李兆的臉色驟然變了。沈清沅的身份、她手上的銀簪碎片、還有“三月初三”、“葫蘆口軍糧”這幾個極其敏感的詞串聯在一起,由不得他不信幾分。他握刀的手緊了緊,眼神驚疑不定地在沈清沅和陸衍之間來回掃視。
就在這時,城頭之上,毫無預兆地,“咻――”一聲尖嘯劃破長空。一枚紅色的信號彈拖著濃煙的尾巴,直沖云霄,在蔚藍的天幕上炸開一團刺眼的紅色煙云。
那紅色,如同鮮血,預示著不祥。
李兆猛地抬頭,臉色瞬間變得慘白。城下的士兵們也一陣騷動,不安的情緒迅速蔓延。
信號彈!這不是安西軍常用的信號!
陸衍瞳孔一縮,瞬間將沈清沅更緊地護在身后,長刀徹底出鞘,雪亮的刀鋒橫在身前,警惕地注視著李兆和四周的士兵。
李兆猛地收回目光,再看向沈清沅和陸衍時,眼神已徹底不同。那里面有震驚,有后怕,更有一種大勢已去的恐慌。
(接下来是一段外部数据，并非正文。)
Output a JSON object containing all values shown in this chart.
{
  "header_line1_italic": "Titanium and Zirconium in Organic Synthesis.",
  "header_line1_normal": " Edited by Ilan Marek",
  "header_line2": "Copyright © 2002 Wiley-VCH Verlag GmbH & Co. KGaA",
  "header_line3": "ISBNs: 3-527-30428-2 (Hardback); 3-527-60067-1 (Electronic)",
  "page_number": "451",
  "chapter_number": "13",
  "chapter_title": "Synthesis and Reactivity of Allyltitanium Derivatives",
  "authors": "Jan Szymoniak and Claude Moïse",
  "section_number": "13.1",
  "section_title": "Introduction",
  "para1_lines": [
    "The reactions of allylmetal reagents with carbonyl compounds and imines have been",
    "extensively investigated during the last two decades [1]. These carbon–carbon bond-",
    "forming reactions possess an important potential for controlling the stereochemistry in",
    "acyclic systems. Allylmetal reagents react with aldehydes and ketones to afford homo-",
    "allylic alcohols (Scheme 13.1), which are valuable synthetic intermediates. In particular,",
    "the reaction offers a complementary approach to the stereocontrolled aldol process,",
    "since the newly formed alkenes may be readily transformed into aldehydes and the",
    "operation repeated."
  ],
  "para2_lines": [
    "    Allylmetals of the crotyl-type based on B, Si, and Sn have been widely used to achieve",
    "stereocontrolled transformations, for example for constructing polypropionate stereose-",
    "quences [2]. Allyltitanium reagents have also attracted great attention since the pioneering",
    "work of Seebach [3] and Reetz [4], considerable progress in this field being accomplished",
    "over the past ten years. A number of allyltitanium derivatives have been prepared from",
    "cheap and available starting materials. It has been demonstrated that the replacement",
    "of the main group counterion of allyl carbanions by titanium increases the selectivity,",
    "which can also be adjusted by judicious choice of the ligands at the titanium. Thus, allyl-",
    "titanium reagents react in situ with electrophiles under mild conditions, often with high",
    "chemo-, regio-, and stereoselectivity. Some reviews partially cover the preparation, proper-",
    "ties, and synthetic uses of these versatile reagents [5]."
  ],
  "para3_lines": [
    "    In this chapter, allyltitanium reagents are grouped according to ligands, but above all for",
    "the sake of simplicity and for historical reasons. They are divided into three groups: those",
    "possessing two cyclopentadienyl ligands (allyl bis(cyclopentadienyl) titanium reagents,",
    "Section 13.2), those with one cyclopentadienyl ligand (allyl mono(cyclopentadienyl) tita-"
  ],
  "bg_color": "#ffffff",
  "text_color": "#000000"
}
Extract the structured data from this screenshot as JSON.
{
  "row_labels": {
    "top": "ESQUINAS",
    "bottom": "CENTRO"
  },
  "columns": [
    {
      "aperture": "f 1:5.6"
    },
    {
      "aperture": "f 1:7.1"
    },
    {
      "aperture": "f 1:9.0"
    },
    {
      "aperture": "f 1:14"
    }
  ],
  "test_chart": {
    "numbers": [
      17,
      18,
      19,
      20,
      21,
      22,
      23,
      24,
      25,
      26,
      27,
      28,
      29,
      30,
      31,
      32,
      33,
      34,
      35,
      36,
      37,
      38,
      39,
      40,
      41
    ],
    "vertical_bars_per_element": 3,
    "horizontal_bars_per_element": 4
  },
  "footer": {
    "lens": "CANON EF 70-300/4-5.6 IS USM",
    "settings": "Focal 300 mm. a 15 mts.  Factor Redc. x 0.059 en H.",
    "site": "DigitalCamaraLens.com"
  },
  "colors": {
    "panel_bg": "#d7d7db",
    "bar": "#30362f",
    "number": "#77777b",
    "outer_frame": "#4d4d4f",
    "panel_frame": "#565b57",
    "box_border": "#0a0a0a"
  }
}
信號彈已發,意味著無論他之前是否被蘇氏蒙蔽,北狄的行動很可能已經提前,或者……這根本就是針對他和在場所有知情人的滅口信號!
“將軍!”一名副將急匆匆從城樓上跑下,聲音發顫,“北邊……北邊煙塵大作,似是大量騎兵奔襲而來!”